Multiple vulnerabilities have been discovered in Microsoft's web browser, Internet Explorer. The vulnerabilities could allow an attacker to execute code in the context of the browser. Successful exploitation of this vulnerability could result in an attacker gaining the same privileges as the logged on user. Depending on the privileges associated with the user, an attacker could then install programs; view, change, or delete data; or create new accounts with full user rights. Failed attempts will result in denial of service conditions.
- Internet Explorer 6
- Internet Explorer 7
- Internet Explorer 8
- Internet Explorer 9
- Internet Explorer 10
- Internet Explorer 11
Microsoft Internet Explorer is prone to multiple vulnerabilities that could allow remote code execution.
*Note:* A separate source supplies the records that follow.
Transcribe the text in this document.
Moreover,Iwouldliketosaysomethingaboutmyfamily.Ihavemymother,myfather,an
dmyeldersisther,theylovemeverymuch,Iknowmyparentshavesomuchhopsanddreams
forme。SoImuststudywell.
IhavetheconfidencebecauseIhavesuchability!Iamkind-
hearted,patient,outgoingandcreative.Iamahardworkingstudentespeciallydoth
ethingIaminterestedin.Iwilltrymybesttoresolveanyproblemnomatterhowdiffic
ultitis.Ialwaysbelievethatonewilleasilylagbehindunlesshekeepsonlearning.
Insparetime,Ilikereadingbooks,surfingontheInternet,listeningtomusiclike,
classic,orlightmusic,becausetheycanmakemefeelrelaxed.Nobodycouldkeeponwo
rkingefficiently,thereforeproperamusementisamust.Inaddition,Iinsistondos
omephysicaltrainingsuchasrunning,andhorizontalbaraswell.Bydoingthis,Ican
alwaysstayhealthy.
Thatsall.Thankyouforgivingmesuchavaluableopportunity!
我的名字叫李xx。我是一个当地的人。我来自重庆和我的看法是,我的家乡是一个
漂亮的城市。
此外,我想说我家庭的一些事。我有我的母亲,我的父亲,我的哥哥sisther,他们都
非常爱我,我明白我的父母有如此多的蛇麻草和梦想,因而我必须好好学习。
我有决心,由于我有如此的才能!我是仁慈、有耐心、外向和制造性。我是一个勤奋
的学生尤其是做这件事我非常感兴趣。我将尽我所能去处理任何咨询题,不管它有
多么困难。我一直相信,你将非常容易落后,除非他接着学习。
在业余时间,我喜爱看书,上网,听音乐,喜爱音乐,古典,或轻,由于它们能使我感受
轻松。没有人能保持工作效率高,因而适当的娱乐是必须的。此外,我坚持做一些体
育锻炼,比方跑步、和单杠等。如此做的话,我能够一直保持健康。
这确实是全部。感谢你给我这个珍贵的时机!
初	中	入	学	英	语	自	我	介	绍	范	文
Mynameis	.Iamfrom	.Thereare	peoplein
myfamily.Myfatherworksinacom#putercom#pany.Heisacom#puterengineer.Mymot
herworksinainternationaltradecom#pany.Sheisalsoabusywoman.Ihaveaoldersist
The vulnerabilities are as follows:
- Multiple use-after-free vulnerabilities occur when handling "CTreePos", "CCurrentStyle", " and "CAttrArray" objects.
- An out-of-bounds memory corruption vulnerability affects the 'CTableLayout::AddRow()' object due to the way that arrays representing cells in HTML tables are processed.
These vulnerabilities could allow an attacker to execute remote code by luring a victim to visit a malicious website or open a malicious file. When the website is visited, the attacker's script will run within the context of the affected browser or with same permissions as the affected user account. Depending on the privileges associated with the user, an attacker could then install programs; view, change, or delete data; or create new accounts with full user rights. Failed attempts will result in denial of service conditions.
There are currently no patches available.
- Configure Internet Explorer to prompt before running Active Scripting or disable Active Scripting in the Internet and Local intranet security zone until a patch is released.
- Once a patch is released by Microsoft, update immediately after appropriate testing.
- Remind users not to visit websites or follow links provided by unknown or untrusted sources.
- Inform and educate users regarding the threats posed by hypertext links contained in emails or attachments especially from untrusted sources or suspicious emails or attachments from trusted sources.